The Meeting of Two Eternities

It is true, I never assisted the sun materially in his rising, but, doubt not, it was of the last importance only to be present at it. – Henry David Thoreau, Walden

“I have been anxious to improve the nick of time, and notch it on my stick too; to stand on the meeting of two eternities, the past and the future, which is precisely the present moment.” – Henry David Thoreau, Walden

I’ve come around to Walden once again.  Thoreau to me has always been a distant cousin.  A kindred spirit.  A guy on the short list of people in history I’d have a beer or two with.  Some people just speak more clearly to you than others.  To pluck these two magnificent quotes from the same page of Walden demonstrates this.  Thoreau has spoken to me off and on for years.  The “off” years were solely my own distraction.

It’s Sunday.  The beginning of the week.  I’ve missed today’s sunrise so I posted a picture from the last sunrise of 2018.  Sunrises infer a new day, and a fresh start.  But it’s also the sharpened edge of the past and the present, of the two eternities.  Isn’t that our lives as well?  We’re all witnesses to the present.  I’m particularly focused on what came before me, and look ahead with optimism to the future, but if I’ve been anything over the years it’s tuned to the now.

Thoreau was an acute observer of the moment, but also an acute participant in the moment.  I aspire to be the same.  Writing helps with observation, as it forces you to notice things.  I’ve noticed more things since I’ve been writing this blog.  I’ve learned to listen to the voices around me, but also the landscape.  Participation comes with observation.  To see the sunrise you’ve got to get out of bed.  To walk through an old French fort from the 17th century you’ve got to know why it matters, where it is and then go to it.  To be a good father or friend or spouse or son you’ve got to be present in the lives of those who identify you that way.

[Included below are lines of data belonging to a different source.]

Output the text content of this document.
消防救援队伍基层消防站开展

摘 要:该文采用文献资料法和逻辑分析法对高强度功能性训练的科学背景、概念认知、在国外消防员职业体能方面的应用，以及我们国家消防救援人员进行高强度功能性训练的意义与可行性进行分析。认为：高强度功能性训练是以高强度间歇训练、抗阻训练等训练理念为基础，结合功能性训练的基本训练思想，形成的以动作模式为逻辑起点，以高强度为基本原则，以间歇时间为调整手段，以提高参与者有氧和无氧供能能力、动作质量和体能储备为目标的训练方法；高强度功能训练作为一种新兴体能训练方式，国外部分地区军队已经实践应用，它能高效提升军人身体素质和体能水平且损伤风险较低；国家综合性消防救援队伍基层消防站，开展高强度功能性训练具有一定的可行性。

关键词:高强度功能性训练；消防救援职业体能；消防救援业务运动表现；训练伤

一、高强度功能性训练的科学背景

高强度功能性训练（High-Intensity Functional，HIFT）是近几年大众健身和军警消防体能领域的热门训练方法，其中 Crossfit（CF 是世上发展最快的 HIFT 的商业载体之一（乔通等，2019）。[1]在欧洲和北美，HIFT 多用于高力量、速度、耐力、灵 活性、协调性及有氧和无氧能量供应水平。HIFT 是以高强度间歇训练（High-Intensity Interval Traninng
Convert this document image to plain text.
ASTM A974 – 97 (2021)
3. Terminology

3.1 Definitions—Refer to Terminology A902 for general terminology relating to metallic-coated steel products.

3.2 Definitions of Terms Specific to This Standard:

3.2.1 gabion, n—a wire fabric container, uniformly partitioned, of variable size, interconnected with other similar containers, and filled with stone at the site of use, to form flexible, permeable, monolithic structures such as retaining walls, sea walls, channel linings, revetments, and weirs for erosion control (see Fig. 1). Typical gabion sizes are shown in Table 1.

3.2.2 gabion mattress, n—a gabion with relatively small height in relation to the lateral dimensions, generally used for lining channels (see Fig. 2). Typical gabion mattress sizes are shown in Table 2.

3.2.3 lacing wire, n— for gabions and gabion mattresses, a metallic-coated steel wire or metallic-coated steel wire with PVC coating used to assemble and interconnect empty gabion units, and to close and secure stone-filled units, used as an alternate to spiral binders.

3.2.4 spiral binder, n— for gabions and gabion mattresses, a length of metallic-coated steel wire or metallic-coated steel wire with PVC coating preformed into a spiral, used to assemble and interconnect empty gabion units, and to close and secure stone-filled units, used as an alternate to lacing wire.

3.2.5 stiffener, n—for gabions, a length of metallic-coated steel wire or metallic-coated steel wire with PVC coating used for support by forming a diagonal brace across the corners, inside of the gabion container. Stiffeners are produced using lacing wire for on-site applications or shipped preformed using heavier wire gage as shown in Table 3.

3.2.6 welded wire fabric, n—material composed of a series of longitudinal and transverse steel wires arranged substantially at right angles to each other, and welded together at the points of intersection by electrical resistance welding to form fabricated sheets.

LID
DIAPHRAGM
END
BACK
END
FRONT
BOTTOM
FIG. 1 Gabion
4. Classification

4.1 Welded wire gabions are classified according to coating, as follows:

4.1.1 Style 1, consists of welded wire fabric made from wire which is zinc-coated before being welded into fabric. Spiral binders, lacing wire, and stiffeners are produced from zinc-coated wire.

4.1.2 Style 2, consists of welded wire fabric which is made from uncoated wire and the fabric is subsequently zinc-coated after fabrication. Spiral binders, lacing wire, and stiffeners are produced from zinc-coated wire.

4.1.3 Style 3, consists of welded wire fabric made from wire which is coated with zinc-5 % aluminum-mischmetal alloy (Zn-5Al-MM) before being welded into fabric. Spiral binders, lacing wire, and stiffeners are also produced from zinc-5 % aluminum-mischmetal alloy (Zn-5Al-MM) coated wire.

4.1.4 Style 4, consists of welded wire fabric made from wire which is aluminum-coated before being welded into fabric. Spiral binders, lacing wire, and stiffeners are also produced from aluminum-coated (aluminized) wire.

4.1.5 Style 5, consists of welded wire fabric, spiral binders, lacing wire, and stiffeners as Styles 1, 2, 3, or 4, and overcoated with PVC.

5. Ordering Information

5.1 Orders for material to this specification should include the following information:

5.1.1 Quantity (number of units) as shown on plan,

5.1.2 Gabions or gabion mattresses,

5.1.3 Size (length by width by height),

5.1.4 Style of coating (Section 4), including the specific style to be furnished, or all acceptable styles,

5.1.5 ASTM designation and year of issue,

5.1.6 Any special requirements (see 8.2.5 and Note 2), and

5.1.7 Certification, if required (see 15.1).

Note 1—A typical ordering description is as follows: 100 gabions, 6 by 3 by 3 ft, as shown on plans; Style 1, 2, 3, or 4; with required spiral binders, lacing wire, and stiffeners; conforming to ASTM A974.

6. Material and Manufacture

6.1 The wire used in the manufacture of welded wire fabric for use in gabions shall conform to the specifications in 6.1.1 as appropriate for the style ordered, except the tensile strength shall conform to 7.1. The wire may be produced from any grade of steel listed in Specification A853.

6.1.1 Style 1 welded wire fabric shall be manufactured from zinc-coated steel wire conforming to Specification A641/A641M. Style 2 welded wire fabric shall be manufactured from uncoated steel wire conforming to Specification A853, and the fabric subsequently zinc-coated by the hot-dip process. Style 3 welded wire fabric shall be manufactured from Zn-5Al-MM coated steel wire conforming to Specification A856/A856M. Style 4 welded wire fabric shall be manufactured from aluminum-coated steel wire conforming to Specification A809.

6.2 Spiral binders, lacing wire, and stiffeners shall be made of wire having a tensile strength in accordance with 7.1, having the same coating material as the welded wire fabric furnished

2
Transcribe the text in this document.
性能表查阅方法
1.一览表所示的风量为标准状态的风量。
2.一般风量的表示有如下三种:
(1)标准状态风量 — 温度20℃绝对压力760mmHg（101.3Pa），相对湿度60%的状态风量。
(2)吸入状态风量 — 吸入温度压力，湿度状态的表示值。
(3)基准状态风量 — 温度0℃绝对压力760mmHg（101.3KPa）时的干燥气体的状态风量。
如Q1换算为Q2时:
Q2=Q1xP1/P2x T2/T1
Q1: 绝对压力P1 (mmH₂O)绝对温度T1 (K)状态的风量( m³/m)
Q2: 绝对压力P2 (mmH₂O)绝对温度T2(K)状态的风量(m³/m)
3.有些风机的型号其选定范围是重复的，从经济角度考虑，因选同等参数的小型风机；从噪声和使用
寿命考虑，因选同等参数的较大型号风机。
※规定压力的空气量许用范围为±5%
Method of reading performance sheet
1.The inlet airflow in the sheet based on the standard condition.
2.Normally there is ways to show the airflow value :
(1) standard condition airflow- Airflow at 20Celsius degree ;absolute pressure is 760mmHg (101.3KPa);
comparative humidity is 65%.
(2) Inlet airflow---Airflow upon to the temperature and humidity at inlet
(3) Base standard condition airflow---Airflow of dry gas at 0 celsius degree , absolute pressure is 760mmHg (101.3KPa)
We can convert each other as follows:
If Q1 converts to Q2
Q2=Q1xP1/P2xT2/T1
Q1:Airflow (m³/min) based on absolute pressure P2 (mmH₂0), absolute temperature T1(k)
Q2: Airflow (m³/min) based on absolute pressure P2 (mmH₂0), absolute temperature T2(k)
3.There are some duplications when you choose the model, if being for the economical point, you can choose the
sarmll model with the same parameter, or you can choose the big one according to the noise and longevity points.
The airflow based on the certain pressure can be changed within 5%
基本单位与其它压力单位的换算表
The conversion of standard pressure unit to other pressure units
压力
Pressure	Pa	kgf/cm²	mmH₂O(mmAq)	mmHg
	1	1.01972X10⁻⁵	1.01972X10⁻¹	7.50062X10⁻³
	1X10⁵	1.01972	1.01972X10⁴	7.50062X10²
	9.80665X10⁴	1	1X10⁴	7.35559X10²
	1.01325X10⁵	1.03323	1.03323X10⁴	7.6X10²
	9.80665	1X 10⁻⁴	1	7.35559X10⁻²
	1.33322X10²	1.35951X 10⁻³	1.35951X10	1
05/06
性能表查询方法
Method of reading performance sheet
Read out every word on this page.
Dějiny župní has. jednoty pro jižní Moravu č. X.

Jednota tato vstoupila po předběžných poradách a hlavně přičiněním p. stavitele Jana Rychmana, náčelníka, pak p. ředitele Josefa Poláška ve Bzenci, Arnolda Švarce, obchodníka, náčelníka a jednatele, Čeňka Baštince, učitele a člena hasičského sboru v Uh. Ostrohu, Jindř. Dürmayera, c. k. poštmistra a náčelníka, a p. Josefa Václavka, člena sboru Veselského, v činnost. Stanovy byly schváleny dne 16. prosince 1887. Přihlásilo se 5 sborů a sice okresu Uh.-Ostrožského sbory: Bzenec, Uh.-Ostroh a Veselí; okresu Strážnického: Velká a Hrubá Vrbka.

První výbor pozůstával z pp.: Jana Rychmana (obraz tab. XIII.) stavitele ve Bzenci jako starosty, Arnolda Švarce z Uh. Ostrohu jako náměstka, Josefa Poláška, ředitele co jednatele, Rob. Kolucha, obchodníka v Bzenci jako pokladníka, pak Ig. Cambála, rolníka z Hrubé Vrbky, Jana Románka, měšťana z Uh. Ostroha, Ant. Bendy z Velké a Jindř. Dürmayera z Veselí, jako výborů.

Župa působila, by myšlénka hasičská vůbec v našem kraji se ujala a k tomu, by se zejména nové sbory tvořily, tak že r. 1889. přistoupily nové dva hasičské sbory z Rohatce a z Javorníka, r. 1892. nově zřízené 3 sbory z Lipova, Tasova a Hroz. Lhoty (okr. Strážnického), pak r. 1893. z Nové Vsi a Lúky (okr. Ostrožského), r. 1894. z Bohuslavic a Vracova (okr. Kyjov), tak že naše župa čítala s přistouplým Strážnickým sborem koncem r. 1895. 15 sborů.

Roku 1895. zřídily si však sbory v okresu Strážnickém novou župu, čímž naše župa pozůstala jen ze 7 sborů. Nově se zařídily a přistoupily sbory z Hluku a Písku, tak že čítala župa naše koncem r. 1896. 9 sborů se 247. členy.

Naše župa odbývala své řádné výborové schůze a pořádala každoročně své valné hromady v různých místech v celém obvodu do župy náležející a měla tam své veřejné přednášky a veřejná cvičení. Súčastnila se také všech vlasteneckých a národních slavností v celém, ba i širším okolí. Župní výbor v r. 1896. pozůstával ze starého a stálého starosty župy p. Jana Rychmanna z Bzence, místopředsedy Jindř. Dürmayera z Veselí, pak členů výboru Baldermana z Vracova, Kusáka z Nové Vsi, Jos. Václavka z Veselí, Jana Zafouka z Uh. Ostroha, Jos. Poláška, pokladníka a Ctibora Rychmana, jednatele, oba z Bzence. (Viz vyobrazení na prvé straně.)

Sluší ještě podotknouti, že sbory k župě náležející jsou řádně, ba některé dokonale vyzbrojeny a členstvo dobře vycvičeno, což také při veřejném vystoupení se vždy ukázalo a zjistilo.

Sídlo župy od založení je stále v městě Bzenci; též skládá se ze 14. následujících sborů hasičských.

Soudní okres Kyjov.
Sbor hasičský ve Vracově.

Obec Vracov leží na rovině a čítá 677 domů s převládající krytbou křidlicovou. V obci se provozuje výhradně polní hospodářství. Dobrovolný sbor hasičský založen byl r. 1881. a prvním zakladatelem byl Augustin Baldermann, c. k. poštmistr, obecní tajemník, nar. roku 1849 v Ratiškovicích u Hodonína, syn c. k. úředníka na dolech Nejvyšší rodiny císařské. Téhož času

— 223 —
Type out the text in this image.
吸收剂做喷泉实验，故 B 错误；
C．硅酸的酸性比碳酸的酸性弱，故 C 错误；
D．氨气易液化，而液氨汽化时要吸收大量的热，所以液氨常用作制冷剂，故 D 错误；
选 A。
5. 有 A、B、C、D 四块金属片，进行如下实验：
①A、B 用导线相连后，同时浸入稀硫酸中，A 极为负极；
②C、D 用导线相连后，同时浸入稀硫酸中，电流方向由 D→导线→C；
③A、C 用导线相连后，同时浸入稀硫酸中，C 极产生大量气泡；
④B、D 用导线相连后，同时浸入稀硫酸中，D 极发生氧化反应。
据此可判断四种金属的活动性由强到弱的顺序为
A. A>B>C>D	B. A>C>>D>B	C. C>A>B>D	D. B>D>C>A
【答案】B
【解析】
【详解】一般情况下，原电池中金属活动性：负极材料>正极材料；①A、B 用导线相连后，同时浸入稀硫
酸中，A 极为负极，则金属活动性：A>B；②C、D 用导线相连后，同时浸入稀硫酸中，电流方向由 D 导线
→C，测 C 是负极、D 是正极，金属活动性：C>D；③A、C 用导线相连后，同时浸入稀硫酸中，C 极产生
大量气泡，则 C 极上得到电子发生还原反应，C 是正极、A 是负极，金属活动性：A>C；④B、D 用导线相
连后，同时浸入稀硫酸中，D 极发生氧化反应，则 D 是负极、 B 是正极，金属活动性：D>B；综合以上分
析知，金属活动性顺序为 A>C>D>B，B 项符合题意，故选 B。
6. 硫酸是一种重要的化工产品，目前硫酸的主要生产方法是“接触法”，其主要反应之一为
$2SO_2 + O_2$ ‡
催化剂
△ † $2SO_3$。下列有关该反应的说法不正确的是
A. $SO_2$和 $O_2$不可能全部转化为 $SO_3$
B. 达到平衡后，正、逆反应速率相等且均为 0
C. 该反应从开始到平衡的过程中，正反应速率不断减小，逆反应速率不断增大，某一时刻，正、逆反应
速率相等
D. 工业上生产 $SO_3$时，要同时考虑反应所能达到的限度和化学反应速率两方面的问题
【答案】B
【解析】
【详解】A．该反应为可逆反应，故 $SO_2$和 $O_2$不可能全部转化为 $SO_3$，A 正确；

Observation doesn’t lead to participation, you’ve got to have the drive to do what must be done.  The floor is dirty?  Clean the floor.  A friend needs a shoulder and an ear?  Offer both freely.  The pipeline needs to be filled?  Make more sales calls and move opportunities forward.  Participation requires action.  Being an observer of life doesn’t equate to living.

So I’m re-reading Walden.  I know already that I’m going to get more out of it than I did when I read it as an unfocused nineteen year-old.  The words didn’t reflect back to me quite the same way then.  But it meant a lot even then.  And more so now.  Everything has its time.